Economists in the poll expect a rapid rebound in 2027, but those projections assume the conflict ends in the near term and energy production and transport normalise.

  • Qatar is forecast to expand 7.8% in 2027.
  • The UAE and Kuwait are expected to grow 5.4% and 5.0% respectively next year.
  • Saudi Arabia, Bahrain and Oman are forecast to expand 4.5%, 4.3% and 2.8% respectively.

Goldman Sachs economists emphasized both the scale and unevenness of the shock: "The prolonged delay in returning to full production capacity due to damage and shut-ins will have a significant but uneven impact on GCC economies and public finances," they said. However, they also noted expectations for a robust rebound longer-term, supported by high public investment financed by a recovery in hydrocarbon revenues and high government savings.


Inflation and fiscal pressures

Steeper oil prices are contributing to global inflationary pressures that extend to the Gulf states. Poll medians project higher inflation in several countries for 2026 compared with January forecasts:

  • Bahrain: 2.4% (up from a 1.4% forecast in January)
  • UAE: 2.6% (versus 1.9% previously)
  • Qatar: 2.6% (versus 2.0% previously)
  • Kuwait: 2.9% (versus 2.3% previously)
  • Oman: 1.7% (versus 1.4% previously)
  • Saudi Arabia: 2.0% (forecast unchanged)

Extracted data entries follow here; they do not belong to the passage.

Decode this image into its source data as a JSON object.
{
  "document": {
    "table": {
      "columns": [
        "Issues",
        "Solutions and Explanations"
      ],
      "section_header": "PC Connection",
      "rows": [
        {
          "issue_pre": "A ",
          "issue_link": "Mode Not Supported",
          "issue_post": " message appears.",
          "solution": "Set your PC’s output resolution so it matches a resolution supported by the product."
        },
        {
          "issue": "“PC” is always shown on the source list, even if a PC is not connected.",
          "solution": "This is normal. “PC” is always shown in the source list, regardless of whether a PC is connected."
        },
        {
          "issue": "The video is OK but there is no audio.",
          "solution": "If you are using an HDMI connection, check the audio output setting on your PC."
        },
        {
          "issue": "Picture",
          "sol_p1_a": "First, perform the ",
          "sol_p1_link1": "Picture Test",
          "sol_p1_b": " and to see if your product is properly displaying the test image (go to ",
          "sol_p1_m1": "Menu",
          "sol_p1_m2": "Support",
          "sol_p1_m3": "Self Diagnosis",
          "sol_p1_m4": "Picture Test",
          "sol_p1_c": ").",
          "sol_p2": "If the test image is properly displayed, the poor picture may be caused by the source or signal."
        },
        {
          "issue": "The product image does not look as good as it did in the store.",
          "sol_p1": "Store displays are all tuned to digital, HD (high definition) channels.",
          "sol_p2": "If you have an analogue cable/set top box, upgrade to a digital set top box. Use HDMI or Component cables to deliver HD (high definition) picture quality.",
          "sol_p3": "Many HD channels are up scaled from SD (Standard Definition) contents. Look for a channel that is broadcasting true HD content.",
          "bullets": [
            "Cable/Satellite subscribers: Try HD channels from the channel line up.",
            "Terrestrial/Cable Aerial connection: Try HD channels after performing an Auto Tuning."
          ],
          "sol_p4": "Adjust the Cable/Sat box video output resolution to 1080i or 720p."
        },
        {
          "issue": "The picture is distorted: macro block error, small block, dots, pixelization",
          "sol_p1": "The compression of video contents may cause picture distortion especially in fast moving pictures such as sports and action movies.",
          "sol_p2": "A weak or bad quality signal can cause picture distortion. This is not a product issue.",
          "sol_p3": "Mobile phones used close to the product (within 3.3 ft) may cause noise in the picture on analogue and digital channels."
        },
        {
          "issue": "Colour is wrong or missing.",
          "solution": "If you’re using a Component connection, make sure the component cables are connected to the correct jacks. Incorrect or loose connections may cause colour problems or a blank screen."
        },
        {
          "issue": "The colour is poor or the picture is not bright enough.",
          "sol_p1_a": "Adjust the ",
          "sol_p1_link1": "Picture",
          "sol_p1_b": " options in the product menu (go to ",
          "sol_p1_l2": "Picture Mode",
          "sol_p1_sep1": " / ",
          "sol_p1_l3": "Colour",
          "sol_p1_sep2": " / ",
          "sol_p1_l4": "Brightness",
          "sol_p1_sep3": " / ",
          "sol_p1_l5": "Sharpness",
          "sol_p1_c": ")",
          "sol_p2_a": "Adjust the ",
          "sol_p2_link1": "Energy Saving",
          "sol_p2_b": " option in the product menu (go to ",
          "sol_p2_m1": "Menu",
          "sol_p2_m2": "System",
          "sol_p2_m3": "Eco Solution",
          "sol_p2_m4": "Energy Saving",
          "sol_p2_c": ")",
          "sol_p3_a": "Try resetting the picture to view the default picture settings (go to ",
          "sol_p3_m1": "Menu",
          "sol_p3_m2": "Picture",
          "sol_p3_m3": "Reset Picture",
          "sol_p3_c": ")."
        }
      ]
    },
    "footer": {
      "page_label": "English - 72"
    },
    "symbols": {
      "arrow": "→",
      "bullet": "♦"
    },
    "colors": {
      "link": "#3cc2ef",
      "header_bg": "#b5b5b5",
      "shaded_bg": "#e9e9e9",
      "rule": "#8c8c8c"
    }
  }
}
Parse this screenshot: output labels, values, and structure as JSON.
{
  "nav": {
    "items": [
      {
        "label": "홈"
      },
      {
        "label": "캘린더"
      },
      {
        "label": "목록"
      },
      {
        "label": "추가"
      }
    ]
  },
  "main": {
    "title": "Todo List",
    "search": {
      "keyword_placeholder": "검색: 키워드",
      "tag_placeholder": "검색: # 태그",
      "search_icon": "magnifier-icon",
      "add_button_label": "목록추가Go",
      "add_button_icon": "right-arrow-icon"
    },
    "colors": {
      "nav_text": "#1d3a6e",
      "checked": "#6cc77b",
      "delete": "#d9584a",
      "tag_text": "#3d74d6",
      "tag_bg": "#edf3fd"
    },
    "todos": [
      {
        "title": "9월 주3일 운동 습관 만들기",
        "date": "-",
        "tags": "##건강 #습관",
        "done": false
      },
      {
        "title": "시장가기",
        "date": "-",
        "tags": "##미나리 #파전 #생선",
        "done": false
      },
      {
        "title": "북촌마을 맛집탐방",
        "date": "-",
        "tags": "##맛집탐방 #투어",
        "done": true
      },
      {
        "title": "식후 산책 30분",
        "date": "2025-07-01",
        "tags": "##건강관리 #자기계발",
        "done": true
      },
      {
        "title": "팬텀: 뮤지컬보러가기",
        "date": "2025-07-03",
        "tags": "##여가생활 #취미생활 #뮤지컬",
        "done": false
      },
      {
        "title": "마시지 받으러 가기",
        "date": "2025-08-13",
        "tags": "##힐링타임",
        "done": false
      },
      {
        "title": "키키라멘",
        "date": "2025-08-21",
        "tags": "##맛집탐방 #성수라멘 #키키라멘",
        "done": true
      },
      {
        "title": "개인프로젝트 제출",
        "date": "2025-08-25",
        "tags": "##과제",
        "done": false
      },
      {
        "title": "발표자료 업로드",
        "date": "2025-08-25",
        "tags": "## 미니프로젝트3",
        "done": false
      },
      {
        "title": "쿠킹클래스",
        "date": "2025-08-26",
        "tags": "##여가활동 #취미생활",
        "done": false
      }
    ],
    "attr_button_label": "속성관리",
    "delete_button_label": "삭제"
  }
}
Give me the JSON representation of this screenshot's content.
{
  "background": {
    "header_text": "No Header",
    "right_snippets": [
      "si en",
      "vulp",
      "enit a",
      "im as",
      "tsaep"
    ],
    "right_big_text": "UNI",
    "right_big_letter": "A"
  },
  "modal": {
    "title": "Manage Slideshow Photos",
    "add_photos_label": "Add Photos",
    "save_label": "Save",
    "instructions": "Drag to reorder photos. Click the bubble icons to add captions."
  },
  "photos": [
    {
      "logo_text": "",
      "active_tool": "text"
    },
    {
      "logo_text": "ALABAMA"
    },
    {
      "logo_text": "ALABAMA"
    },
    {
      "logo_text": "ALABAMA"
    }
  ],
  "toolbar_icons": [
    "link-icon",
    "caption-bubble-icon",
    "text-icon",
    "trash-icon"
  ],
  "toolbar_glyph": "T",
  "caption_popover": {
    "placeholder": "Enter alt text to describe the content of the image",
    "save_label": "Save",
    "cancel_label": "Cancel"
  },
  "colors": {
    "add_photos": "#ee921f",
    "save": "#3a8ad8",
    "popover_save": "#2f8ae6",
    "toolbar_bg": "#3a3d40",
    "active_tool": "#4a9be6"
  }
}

Higher inflation, combined with lower hydrocarbon output and repair costs, could strain public finances unevenly across the region.


Market and sector implications

The immediate shock is concentrated in energy production and transport, with knock-on effects for tourism, retail and other services in which the Gulf had seen rapid growth. Public investment is expected to play a central role in the recovery, while fiscal buffers and government savings will be important to manage the uneven impact on public finances.


Conclusion

The poll of 18 economists indicates the Gulf is facing a deep, energy-driven recession in 2026 with a potential for a strong rebound in 2027 if the conflict ends and damaged infrastructure is repaired. The scale of the downturn and the uneven recovery underscore the importance of both restoring energy capacity and addressing the hit to non-oil sectors such as tourism and retail.

Risks

  • Prolonged closure of the Strait of Hormuz or extended damage to refineries and gas plants would extend production shut-ins and deepen contractions - impacting energy production, exports and public finances.
  • A sustained hit to the non-oil economy, notably tourism and retail, could blunt recovery in countries where these sectors had been fast-growing, affecting services, employment and domestic demand.
  • Rising inflation driven by higher oil prices could increase costs for households and governments, complicating fiscal balances and monetary considerations in affected Gulf states.